De repente la doctora Farquad, a quien no hemos visto durante horas, aparece en la sala.

—Me han dicho que hay un pequeño problema con el hemograma. —Se acerca una silla hasta nosotros—. El análisis completo de su sangre tiene algunos resultados anormales. La cantidad de glóbulos blancos es muy baja: 1.3. Su hemoglobina es de 7.5, sus hematocritos de 18.4, sus plaquetas son 81 000, y sus neutrófilos de 0.6. Números como éstos a veces indican una enfermedad autoinmune. Pero Kate también presenta un doce por ciento de promielocitos y un cinco por ciento de leucocitos inmaduros, y eso sugiere un síndrome leucémico.

—Leucémico —repito. La palabra es viscosa, resbaladiza, como la clara de un huevo.

La doctora Farquad asiente.

—Leucemia es cáncer en la sangre.

Brian la mira, inmóvil, con los ojos fijos.

—¿Qué significa eso?

—Piensen en la médula como un centro de cuidado que los niños tienen para desarrollar células.
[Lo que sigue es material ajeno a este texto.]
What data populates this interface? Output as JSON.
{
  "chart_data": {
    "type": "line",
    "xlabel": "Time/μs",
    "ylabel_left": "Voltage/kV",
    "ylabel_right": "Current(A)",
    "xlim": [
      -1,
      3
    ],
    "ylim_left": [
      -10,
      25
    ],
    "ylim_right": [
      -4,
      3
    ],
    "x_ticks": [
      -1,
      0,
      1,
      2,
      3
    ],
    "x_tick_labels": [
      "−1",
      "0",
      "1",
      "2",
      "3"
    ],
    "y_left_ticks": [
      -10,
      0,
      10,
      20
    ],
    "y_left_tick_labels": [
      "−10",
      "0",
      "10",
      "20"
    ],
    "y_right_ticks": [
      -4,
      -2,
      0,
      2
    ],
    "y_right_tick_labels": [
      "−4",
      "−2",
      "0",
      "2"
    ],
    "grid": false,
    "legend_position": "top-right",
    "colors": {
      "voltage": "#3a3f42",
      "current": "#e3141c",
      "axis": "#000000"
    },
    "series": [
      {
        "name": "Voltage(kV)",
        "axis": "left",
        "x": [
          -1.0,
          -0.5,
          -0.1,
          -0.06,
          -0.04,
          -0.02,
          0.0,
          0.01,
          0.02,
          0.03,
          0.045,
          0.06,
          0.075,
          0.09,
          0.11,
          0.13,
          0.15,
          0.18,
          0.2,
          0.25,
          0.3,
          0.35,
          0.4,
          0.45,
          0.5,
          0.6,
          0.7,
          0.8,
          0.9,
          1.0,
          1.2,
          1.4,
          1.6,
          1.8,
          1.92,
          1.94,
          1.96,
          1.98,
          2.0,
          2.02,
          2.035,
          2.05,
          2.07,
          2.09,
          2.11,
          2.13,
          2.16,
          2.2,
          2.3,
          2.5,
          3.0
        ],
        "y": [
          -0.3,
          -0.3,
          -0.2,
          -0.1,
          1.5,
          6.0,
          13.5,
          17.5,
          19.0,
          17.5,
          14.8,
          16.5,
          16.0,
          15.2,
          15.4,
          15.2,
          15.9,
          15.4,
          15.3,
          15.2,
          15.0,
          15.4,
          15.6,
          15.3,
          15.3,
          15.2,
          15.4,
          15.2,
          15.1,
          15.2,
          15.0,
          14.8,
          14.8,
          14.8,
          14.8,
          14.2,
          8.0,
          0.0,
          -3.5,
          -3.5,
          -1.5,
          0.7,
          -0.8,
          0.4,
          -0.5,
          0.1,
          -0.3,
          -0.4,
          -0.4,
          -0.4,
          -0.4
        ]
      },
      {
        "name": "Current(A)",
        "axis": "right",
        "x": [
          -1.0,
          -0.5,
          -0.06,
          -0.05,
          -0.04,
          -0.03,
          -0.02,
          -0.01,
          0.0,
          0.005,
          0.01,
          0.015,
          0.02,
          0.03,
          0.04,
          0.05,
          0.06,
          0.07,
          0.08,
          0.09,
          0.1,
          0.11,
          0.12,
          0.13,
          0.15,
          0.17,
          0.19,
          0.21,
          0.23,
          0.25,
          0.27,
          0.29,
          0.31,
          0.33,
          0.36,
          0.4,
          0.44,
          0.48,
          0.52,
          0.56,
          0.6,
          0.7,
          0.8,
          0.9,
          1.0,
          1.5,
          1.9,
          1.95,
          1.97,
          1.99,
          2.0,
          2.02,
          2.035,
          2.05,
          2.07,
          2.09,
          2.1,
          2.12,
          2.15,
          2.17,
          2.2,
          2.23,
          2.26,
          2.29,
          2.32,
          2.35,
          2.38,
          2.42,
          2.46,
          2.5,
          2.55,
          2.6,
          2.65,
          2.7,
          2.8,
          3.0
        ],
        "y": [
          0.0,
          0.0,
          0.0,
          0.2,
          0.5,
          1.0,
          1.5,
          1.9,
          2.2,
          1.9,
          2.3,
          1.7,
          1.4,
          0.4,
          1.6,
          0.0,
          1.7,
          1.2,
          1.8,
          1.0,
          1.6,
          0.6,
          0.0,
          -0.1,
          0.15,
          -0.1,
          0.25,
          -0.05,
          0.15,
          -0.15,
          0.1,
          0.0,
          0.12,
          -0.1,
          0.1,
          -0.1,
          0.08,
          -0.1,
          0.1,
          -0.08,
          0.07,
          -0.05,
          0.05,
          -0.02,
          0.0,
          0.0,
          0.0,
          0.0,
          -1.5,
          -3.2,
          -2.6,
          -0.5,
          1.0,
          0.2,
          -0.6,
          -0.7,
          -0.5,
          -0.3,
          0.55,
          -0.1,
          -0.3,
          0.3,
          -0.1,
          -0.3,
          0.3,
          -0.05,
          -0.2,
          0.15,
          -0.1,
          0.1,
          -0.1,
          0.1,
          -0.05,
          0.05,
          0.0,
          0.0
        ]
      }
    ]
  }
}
Los cuerpos sanos hacen células sanguíneas que se quedan en la médula hasta que están lo suficientemente maduras para salir y luchar contra una enfermedad, un coágulo o llevan oxígeno o lo que sea que se supone que tienen que hacer. En una persona con leucemia, este centro para el cuidado abre sus puertas demasiado pronto. Terminan circulando células sanguíneas inmaduras, incapaces de hacer su trabajo. No siempre es raro ver promielocitos en un HC
[2]
, pero cuando revisamos la de Kate bajo el microscopio, pudimos ver anomalías. —Nos mira a cada uno—. Necesito una aspiración de médula para confirmarlo, pero parece que Kate tiene leucemia aguda promielocítica.